Let's complete this first reading card as a class--future cards will be completed individually, because you'll remember your understanding of the books better if you put the notes in your own words.

1) Go to this Google Sheets document: https://docs.google.com/spreadsheets/d/1SW4ZCuUhg-pbjk32R_3KBjq-pIqTfJJUYLSlEWgymfA/edit?usp=sharing

2) Locate which topic you have been assigned. Thoughtfully and thoroughly add notes about that topic as it functions in Crime and Punishment.  If there is a useful C&P quote that illustrates your notes, you should include it, but quotations are not required.

3) Due before school Wednesday.

Thursday, October 8, 2015

How to Keep your Credit!

#2-11 are the glitches I correct most often in student papers. If you want to not lose credit for these grammar and punctuation items, please make sure these things are perfect!
 

1.      Each sentence must begin with a capital letter and end with an appropriate punctuation mark (period, exclamation point, or question mark).
 
2.      Quotation-ending punctuation: 

With source in the parentheses ( ): According to Lewis, “Atheism turns out to be too simple” (39).

With source in the sentence: Jesus says, in John 3:16, that “God so loved the world that he gave his only begotten son.”

3.      A full dash looks like this—not like this- or this – , ok?  Type two hyphens and no spaces, and--should automatically turn into—.
 
4.      This/that noun shows that… (Always add a noun. Do not make your readers work hard: tell us what you want us to notice about “this.”)
 
5.      Give context to lead into each quotation (do not waste a moment of your argument!)
 
6.      Use present tense (says) or present perfect (has said) except inside quotations.  (For some history-based essays, past tense is appropriate for historical discussion—Jesus’s miracles, World War II, garden of Eden, etc.—but sources are still quoted in the present tense thus: So-and-so says….)
 
7.      No contractions, please. Isn’tàis not. 
 
8.      Book Titles appear in italics.  “Article Titles” appear in quotation marks. Capitalize the Bible like I just did, but do not italicize it.
 
9.      No you/I/me, etc. (For some essays, “we” may be allowed if it is used carefully and accurately.  “We” will only work if you have clearly established that the speaker and the readers are part of the same population—if you mean your paper to be read by non-Christians, you may not refer to “we Christians.”)

10.  No singular/plural disagreement.  Wrong: “Someone lost their keys.”  Right: “Someone lost his keys.”

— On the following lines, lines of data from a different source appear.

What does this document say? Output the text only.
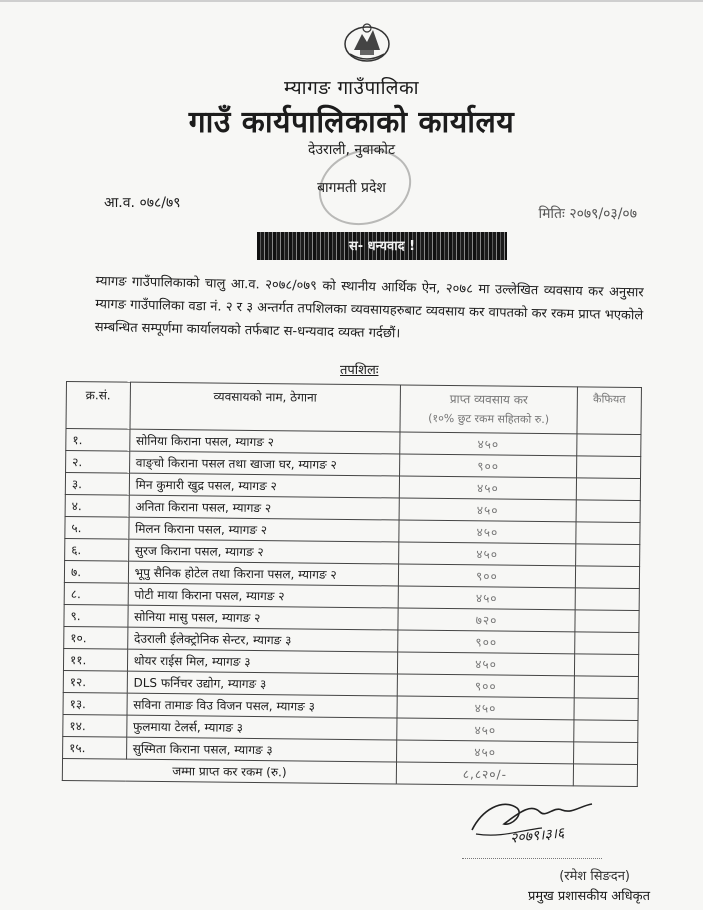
म्यागङ गाउँपालिका
गाउँ कार्यपालिकाको कार्यालय
देउराली, नुवाकोट
बागमती प्रदेश
आ.व. ०७८/७९
मितिः २०७९/०३/०७
स- धन्यवाद !
म्यागङ गाउँपालिकाको चालु आ.व. २०७८/०७९ को स्थानीय आर्थिक ऐन, २०७८ मा उल्लेखित व्यवसाय कर अनुसार म्यागङ गाउँपालिका वडा नं. २ र ३ अन्तर्गत तपशिलका व्यवसायहरुबाट व्यवसाय कर वापतको कर रकम प्राप्त भएकोले सम्बन्धित सम्पूर्णमा कार्यालयको तर्फबाट स-धन्यवाद व्यक्त गर्दछौं।
तपशिलः
क्र.सं.	व्यवसायको नाम, ठेगाना	प्राप्त व्यवसाय कर
(१०% छुट रकम सहितको रु.)	कैफियत
१.	सोनिया किराना पसल, म्यागङ २	४५०	
२.	वाङ्चो किराना पसल तथा खाजा घर, म्यागङ २	९००	
३.	मिन कुमारी खुद्र पसल, म्यागङ २	४५०	
४.	अनिता किराना पसल, म्यागङ २	४५०	
५.	मिलन किराना पसल, म्यागङ २	४५०	
६.	सुरज किराना पसल, म्यागङ २	४५०	
७.	भूपु सैनिक होटेल तथा किराना पसल, म्यागङ २	९००	
८.	पोटी माया किराना पसल, म्यागङ २	४५०	
९.	सोनिया मासु पसल, म्यागङ २	७२०	
१०.	देउराली ईलेक्ट्रोनिक सेन्टर, म्यागङ ३	९००	
११.	थोयर राईस मिल, म्यागङ ३	४५०	
१२.	DLS फर्निचर उद्योग, म्यागङ ३	९००	
१३.	सविना तामाङ विउ विजन पसल, म्यागङ ३	४५०	
१४.	फुलमाया टेलर्स, म्यागङ ३	४५०	
१५.	सुस्मिता किराना पसल, म्यागङ ३	४५०	
जम्मा प्राप्त कर रकम (रु.)		८,८२०/-	
२०७९।३।६
(रमेश सिङदन)
प्रमुख प्रशासकीय अधिकृत
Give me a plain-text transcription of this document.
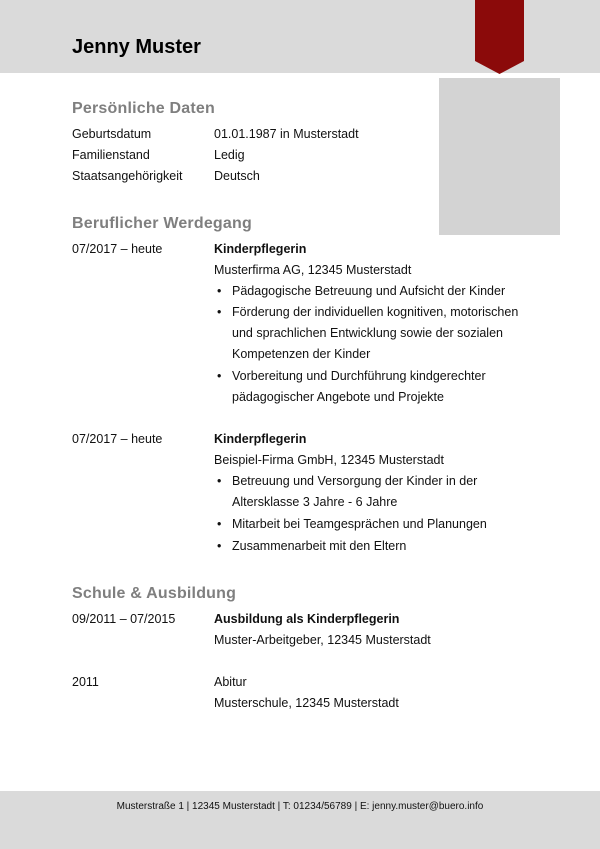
Jenny Muster
Persönliche Daten
Geburtsdatum	01.01.1987 in Musterstadt
Familienstand	Ledig
Staatsangehörigkeit	Deutsch
Beruflicher Werdegang
07/2017 – heute	Kinderpflegerin
Musterfirma AG, 12345 Musterstadt
• Pädagogische Betreuung und Aufsicht der Kinder
• Förderung der individuellen kognitiven, motorischen
und sprachlichen Entwicklung sowie der sozialen
Kompetenzen der Kinder
• Vorbereitung und Durchführung kindgerechter
pädagogischer Angebote und Projekte
07/2017 – heute	Kinderpflegerin
Beispiel-Firma GmbH, 12345 Musterstadt
• Betreuung und Versorgung der Kinder in der
Altersklasse 3 Jahre - 6 Jahre
• Mitarbeit bei Teamgesprächen und Planungen
• Zusammenarbeit mit den Eltern
Schule & Ausbildung
09/2011 – 07/2015	Ausbildung als Kinderpflegerin
Muster-Arbeitgeber, 12345 Musterstadt
2011	Abitur
Musterschule, 12345 Musterstadt
Musterstraße 1 | 12345 Musterstadt | T: 01234/56789 | E: jenny.muster@buero.info
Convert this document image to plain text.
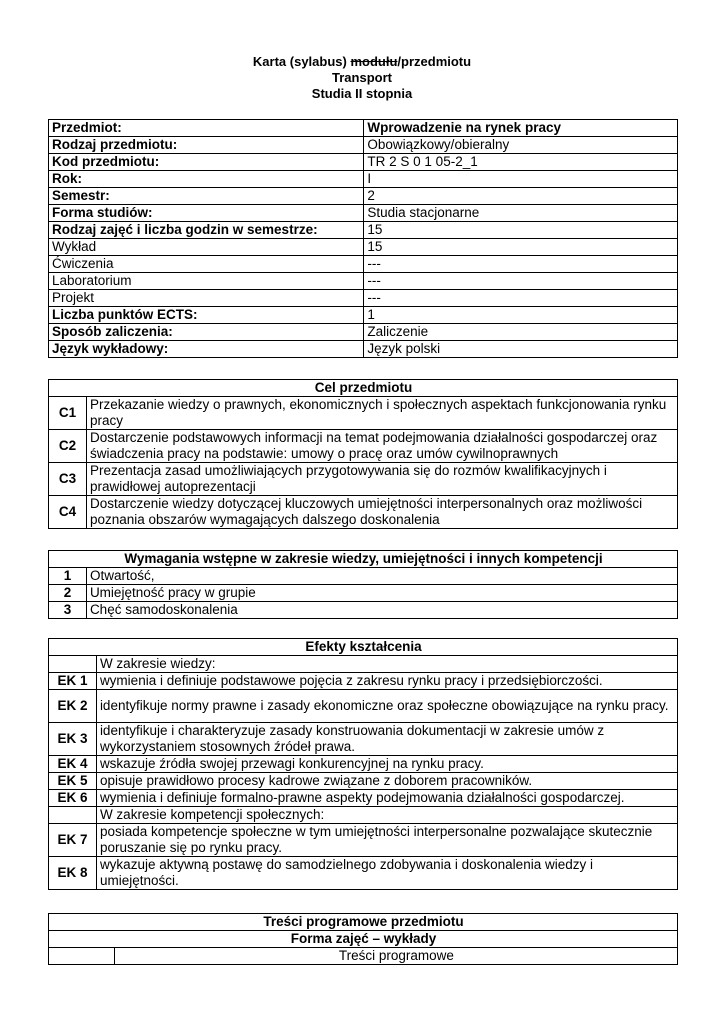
Karta (sylabus) modułu/przedmiotu
Transport
Studia II stopnia
Przedmiot:	Wprowadzenie na rynek pracy
Rodzaj przedmiotu:	Obowiązkowy/obieralny
Kod przedmiotu:	TR 2 S 0 1 05-2_1
Rok:	I
Semestr:	2
Forma studiów:	Studia stacjonarne
Rodzaj zajęć i liczba godzin w semestrze:	15
Wykład	15
Ćwiczenia	---
Laboratorium	---
Projekt	---
Liczba punktów ECTS:	1
Sposób zaliczenia:	Zaliczenie
Język wykładowy:	Język polski
Cel przedmiotu	
C1	Przekazanie wiedzy o prawnych, ekonomicznych i społecznych aspektach funkcjonowania rynku pracy
C2	Dostarczenie podstawowych informacji na temat podejmowania działalności gospodarczej oraz świadczenia pracy na podstawie: umowy o pracę oraz umów cywilnoprawnych
C3	Prezentacja zasad umożliwiających przygotowywania się do rozmów kwalifikacyjnych i prawidłowej autoprezentacji
C4	Dostarczenie wiedzy dotyczącej kluczowych umiejętności interpersonalnych oraz możliwości poznania obszarów wymagających dalszego doskonalenia
Wymagania wstępne w zakresie wiedzy, umiejętności i innych kompetencji	
1	Otwartość,
2	Umiejętność pracy w grupie
3	Chęć samodoskonalenia
Efekty kształcenia	
	W zakresie wiedzy:
EK 1	wymienia i definiuje podstawowe pojęcia z zakresu rynku pracy i przedsiębiorczości.
EK 2	identyfikuje normy prawne i zasady ekonomiczne oraz społeczne obowiązujące na rynku pracy.
EK 3	identyfikuje i charakteryzuje zasady konstruowania dokumentacji w zakresie umów z wykorzystaniem stosownych źródeł prawa.
EK 4	wskazuje źródła swojej przewagi konkurencyjnej na rynku pracy.
EK 5	opisuje prawidłowo procesy kadrowe związane z doborem pracowników.
EK 6	wymienia i definiuje formalno-prawne aspekty podejmowania działalności gospodarczej.
	W zakresie kompetencji społecznych:
EK 7	posiada kompetencje społeczne w tym umiejętności interpersonalne pozwalające skutecznie poruszanie się po rynku pracy.
EK 8	wykazuje aktywną postawę do samodzielnego zdobywania i doskonalenia wiedzy i umiejętności.
Treści programowe przedmiotu
Forma zajęć – wykłady
	Treści programowe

11.  Your Works Cited page must adhere to MLA guidelines perfectly, including correct information, formatting, alphabetization, etc. Do not trust Easybib blindly!

Thursday, September 10, 2015

CREATING A BLOG: Due Monday


1.       Go to blogspot.com (or click "create blog" up right here!)

2.       Create a profile (I just did “Limited Profile”) (I do recommend not including your full name on your blog.)

3.       Add “disherap2015.blogspot.com” to your Reading List (That’s our class blog! This one you're reading!)

4.       Click “Create blog” (or “New Blog”)

5.       Choose a Title and pick a url address.  You can also pick a template.

6.       You should then see something like this:

 


 


7.       Click “Start posting”

8.      In the textbox that appears, post (1) your Myers-Briggs results & percentages (see mine in post below), (2) your commentary on which elements of the "Type Description" are like you and which are unlike you and why, and (3) your favorite affirmation.

9.      When you’re ready to have the blog appear, look for the buttons in the top, right-hand corner and click “PUBLISH”  (or Preview...and then publish. You can always edit the post later if necessary.)

10.   You can then click “view blog” to see how it looks.  If you want then, you can play around with your blog settings by clicking “Design” in the top right corner to change up your template and layout.  You tech savvy kids should be able to figure that out, but even if you can’t, the above steps should enable you to complete the required assignment for Tuesday.

11.   VERY IMPORTANT: you should then email your blog address to me!

Yay!

ESFJ

I have in the past tested as both ENFJ and ESFJ, but ESFJ has come up most frequently.